İmralı’da yıllardan bu yana her gelişmenin, bir çarpan etkisiyle hukuk düzenini, insanı, toplumu ve yaşamı etkilediğini somut gelişmelerle açıklamaya çalıştık. Bu gelişmeler dışında siyasal, toplumsal, ekonomik, kültürel ve akademik etkisi daha ayrıntılı ele alınmayı hak ediyor
Rêzan Sarıca
Yasaların yaşamı daraltmak yerine toplumsal sorunlara özgürlük temelinde çözüm üretme kabiliyetine sahip olması temel bir beklentidir.
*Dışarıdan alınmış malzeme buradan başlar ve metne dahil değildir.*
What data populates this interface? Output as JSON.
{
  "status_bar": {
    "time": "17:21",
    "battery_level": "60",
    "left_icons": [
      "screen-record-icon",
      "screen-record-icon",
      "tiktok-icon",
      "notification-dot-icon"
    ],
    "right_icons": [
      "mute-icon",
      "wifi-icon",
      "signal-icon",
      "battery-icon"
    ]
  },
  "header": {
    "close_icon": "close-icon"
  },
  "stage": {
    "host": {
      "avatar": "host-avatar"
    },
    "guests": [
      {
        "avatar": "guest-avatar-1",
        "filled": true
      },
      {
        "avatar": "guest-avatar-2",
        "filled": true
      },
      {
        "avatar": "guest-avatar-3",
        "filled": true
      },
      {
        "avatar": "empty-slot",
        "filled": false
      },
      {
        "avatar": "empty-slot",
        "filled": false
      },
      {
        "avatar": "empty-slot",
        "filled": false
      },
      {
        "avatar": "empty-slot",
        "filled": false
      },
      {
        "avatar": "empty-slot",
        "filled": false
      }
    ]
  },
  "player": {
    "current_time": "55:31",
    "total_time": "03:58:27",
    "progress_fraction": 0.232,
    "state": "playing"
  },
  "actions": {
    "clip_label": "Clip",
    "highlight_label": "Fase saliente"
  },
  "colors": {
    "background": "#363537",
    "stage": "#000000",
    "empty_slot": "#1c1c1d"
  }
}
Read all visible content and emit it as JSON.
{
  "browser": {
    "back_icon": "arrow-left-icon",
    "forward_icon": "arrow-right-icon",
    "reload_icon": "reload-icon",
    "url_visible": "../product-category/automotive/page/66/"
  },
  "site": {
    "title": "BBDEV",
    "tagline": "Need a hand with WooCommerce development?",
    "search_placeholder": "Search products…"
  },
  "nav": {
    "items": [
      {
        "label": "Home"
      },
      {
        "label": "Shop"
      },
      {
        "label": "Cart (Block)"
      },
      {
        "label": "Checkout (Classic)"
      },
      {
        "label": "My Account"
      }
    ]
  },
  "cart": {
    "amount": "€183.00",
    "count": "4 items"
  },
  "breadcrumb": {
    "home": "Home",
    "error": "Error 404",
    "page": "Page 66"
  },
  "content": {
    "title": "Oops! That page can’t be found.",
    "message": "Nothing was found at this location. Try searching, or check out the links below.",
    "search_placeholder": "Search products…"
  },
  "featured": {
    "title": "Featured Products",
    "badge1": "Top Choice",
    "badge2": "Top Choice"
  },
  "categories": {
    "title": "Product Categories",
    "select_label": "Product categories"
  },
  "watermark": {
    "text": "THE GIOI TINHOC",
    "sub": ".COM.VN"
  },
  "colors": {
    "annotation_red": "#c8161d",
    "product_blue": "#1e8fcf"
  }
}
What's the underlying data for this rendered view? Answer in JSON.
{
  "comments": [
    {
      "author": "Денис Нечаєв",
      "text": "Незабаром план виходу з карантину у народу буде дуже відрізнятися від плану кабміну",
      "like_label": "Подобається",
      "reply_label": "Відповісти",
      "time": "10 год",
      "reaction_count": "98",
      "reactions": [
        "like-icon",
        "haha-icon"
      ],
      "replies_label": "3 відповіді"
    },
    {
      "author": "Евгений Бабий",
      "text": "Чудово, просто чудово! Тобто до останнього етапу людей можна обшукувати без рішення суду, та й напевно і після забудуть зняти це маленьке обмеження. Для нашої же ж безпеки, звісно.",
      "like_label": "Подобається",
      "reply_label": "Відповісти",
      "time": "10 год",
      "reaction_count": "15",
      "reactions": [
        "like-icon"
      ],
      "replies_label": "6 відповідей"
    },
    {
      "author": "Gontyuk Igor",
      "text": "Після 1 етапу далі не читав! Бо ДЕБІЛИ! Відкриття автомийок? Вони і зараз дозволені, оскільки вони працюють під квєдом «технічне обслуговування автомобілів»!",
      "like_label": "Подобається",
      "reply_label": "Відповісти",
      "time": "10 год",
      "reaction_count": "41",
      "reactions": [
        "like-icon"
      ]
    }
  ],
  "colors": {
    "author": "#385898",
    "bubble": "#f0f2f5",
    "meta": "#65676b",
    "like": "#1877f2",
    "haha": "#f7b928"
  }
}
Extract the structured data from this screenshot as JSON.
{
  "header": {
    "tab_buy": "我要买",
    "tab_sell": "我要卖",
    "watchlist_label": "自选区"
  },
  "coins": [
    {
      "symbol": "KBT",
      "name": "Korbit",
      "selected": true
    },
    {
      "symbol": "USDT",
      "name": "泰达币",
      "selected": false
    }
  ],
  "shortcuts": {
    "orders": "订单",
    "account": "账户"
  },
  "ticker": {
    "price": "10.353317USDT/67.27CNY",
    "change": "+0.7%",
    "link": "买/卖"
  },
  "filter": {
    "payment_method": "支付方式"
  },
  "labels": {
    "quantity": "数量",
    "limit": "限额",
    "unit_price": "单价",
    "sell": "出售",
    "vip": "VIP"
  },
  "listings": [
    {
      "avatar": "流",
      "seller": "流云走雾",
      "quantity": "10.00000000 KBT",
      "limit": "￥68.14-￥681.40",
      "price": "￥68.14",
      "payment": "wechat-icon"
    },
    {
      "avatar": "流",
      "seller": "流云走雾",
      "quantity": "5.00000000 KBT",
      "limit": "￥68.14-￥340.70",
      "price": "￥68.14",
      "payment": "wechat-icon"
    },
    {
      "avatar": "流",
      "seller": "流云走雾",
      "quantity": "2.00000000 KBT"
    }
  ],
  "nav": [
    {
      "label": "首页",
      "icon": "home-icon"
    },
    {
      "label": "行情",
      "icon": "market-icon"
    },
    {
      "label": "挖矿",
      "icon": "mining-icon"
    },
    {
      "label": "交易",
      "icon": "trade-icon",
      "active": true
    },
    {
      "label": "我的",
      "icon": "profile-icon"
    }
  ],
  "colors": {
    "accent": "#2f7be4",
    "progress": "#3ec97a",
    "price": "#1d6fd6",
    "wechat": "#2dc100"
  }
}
Ancak geçmişten bu yana belirleyici olarak iktidar tarihi ile paralel seyreden bu kurallar düzeni, toplum ve halklar karşıtı, iktidar ve sermaye tekellerinin çıkarları doğrultusunda bir değişim süreci geçirmiştir.
1999 Şubat’ından bu yana İmralı Ada Hapishanesi’nde tutulan Sayın Abdullah Öcalan şahsında yürütülen “yasal düzen” de 25 yıldır bir iktidar ve hükmetme biçimi ortaya çıkarmıştır. İmralı’nın resmi ve gayri resmi statüsü, fiili uygulamaları, mekân ve kişiye özel getirilen kuralları somut ve yaygın bir şekilde herkesi etkiler hale gelmiştir. Biraz bu düzenin gelişim seyrine -ağırlıklı olarak “hukuksal” gelişmeler üzerinden- odaklanmak günümüzü anlamak açısından önemli olacaktır.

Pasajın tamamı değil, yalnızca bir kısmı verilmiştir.